With the TRUNCATULIX data warehouse, it is now possible to have a look at the specific gene expressions for the different experiments and to find possibly interesting candidates for further experiments. Our example covers GRAS transcription factors. Some of them having already been reported to be key components of symbiotic signal transduction during nodulation [48, 50, 51].

The TRUNCATULIX data warehouse allows users easy access to sequencing, annotation, and expression research done at many laboratories worldwide.

Discussion

Combining different data sources for fast searching and filtering is a widely used and common approach to overcome the immense manual work of searching for related data in every available database [52]. Related examples for this technique are GeWare [13] and the Medicago truncatula Gene Expression Atlas [46]. GeWare is a data warehouse that stores Affymetrix GeneChip® microarray data combined with manually added annotations and data from public databases like GO, Ensembl, LocusLink and NetAffx [28, 5355]. The GeWare data warehouse focuses on the processing and analysis of microarrays, mostly containing clinical data. Various filter and export options are implemented.

The Medicago truncatula Gene Expression Atlas stores previously processed and analyzed gene expression and annotation data from Affymetrix GeneChip® experiments. The data published is also available on ArrayExpress. The annotation data from Affymetrix is integrated into the data warehouse, but it can only be used for queries, it cannot be exported or viewed. In the same way, the GO numbers, KEGG functions, and the annotations of the genes can be queries. A homology search using Blast offers the opportunity to find genes according to their similarity to the Affymetrix GeneChip® reporter or consensus sequences. The results of a query can be downloaded, but only the names of the reporters and the expression values are listed, the annotations are not shown and cannot be extracted.
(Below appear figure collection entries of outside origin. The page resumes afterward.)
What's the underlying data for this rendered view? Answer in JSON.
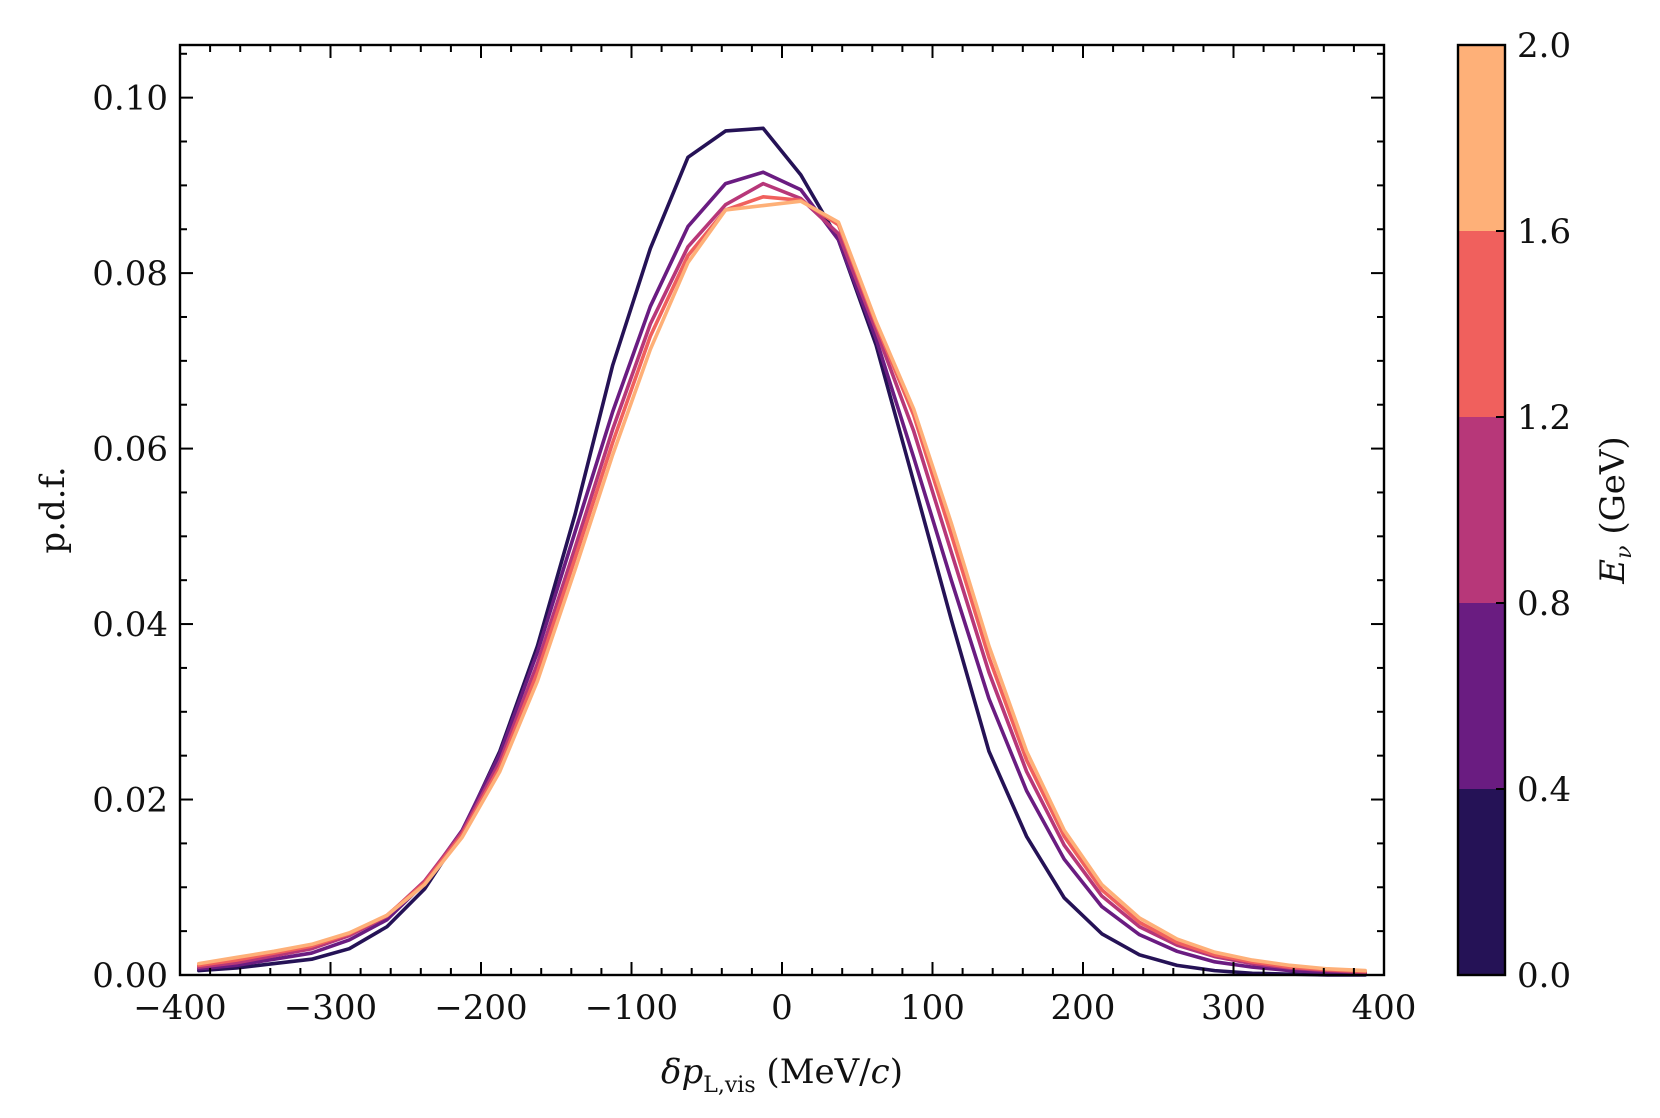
{
  "chart_data": {
    "type": "line",
    "title": "",
    "xlabel": "δp_L,vis (MeV/c)",
    "ylabel": "p.d.f.",
    "xlim": [
      -400,
      400
    ],
    "ylim": [
      0,
      0.106
    ],
    "xticks": [
      -400,
      -300,
      -200,
      -100,
      0,
      100,
      200,
      300,
      400
    ],
    "xtick_labels": [
      "−400",
      "−300",
      "−200",
      "−100",
      "0",
      "100",
      "200",
      "300",
      "400"
    ],
    "yticks": [
      0,
      0.02,
      0.04,
      0.06,
      0.08,
      0.1
    ],
    "ytick_labels": [
      "0.00",
      "0.02",
      "0.04",
      "0.06",
      "0.08",
      "0.10"
    ],
    "grid": false,
    "x": [
      -387.5,
      -362.5,
      -337.5,
      -312.5,
      -287.5,
      -262.5,
      -237.5,
      -212.5,
      -187.5,
      -162.5,
      -137.5,
      -112.5,
      -87.5,
      -62.5,
      -37.5,
      -12.5,
      12.5,
      37.5,
      62.5,
      87.5,
      112.5,
      137.5,
      162.5,
      187.5,
      212.5,
      237.5,
      262.5,
      287.5,
      312.5,
      337.5,
      362.5,
      387.5
    ],
    "series": [
      {
        "name": "0.0–0.4 GeV",
        "color": "#251256",
        "values": [
          0.0005,
          0.0008,
          0.0013,
          0.0018,
          0.003,
          0.0055,
          0.0098,
          0.0163,
          0.0255,
          0.0375,
          0.0525,
          0.0695,
          0.0828,
          0.0932,
          0.0962,
          0.0965,
          0.0912,
          0.0838,
          0.0718,
          0.0562,
          0.0405,
          0.0255,
          0.0158,
          0.0088,
          0.0047,
          0.0023,
          0.0011,
          0.0005,
          0.0002,
          0.0001,
          0.0,
          0.0
        ]
      },
      {
        "name": "0.4–0.8 GeV",
        "color": "#6a1c81",
        "values": [
          0.0007,
          0.0011,
          0.0018,
          0.0025,
          0.004,
          0.0063,
          0.0105,
          0.0165,
          0.0252,
          0.0368,
          0.0505,
          0.0642,
          0.0762,
          0.0853,
          0.0902,
          0.0915,
          0.0895,
          0.0838,
          0.0725,
          0.059,
          0.045,
          0.0315,
          0.021,
          0.0132,
          0.0078,
          0.0046,
          0.0027,
          0.0015,
          0.0009,
          0.0005,
          0.0003,
          0.0002
        ]
      },
      {
        "name": "0.8–1.2 GeV",
        "color": "#b73779",
        "values": [
          0.0009,
          0.0014,
          0.0022,
          0.003,
          0.0045,
          0.0067,
          0.0107,
          0.0163,
          0.0243,
          0.0355,
          0.0487,
          0.0622,
          0.0742,
          0.083,
          0.0878,
          0.0902,
          0.0885,
          0.0845,
          0.0735,
          0.062,
          0.0482,
          0.0345,
          0.0232,
          0.0148,
          0.009,
          0.0055,
          0.0034,
          0.0021,
          0.0013,
          0.0008,
          0.0005,
          0.0003
        ]
      },
      {
        "name": "1.2–1.6 GeV",
        "color": "#f0605d",
        "values": [
          0.0011,
          0.0017,
          0.0025,
          0.0033,
          0.0047,
          0.0068,
          0.0105,
          0.016,
          0.0237,
          0.0345,
          0.0475,
          0.0607,
          0.0728,
          0.082,
          0.0872,
          0.0887,
          0.0883,
          0.0855,
          0.0742,
          0.0638,
          0.0502,
          0.0362,
          0.0245,
          0.0158,
          0.0097,
          0.006,
          0.0037,
          0.0023,
          0.0015,
          0.0009,
          0.0006,
          0.0004
        ]
      },
      {
        "name": "1.6–2.0 GeV",
        "color": "#feb078",
        "values": [
          0.0013,
          0.002,
          0.0027,
          0.0035,
          0.0048,
          0.0068,
          0.0103,
          0.0157,
          0.0232,
          0.0335,
          0.0462,
          0.0593,
          0.0713,
          0.0812,
          0.0872,
          0.0877,
          0.0882,
          0.0858,
          0.0745,
          0.0645,
          0.0515,
          0.0375,
          0.0255,
          0.0165,
          0.0103,
          0.0065,
          0.0041,
          0.0026,
          0.0017,
          0.0011,
          0.0007,
          0.0005
        ]
      }
    ],
    "colorbar": {
      "label": "E_ν (GeV)",
      "range": [
        0.0,
        2.0
      ],
      "boundaries": [
        0.0,
        0.4,
        0.8,
        1.2,
        1.6,
        2.0
      ],
      "tick_labels": [
        "0.0",
        "0.4",
        "0.8",
        "1.2",
        "1.6",
        "2.0"
      ],
      "colors": [
        "#251256",
        "#6a1c81",
        "#b73779",
        "#f0605d",
        "#feb078"
      ]
    }
  }
}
In contrast to the other data warehouses, TRUNCATLIX not only stores the sequence and annotation data of the Affymetrix GeneChip arrays, but also sequence data from other genetic projects and institutes. The annotations that are provided are calculated using a well evaluated pipeline, offering KEGG, KOG, and GO numbers, if found in the annotations of homologues. TRUNCATULIX offers the option to export the results of a query, but in contrast to the the export of the Medicago truncatula Gene Expresison Atlas, not only the gene names and the expression values are exported, but (on request) also any other information that is integrated into the data warehouse. Table 4 compares the main features of the three data warehouses. The immense amount of intergrated sequence, annotation, and expression information makes the TRUNCATULIX data warehouse a very convenient resource in the field of Medicago truncatula research. TRUNCATULIX is freely available to the research community and additional expression data can be integrated upon request.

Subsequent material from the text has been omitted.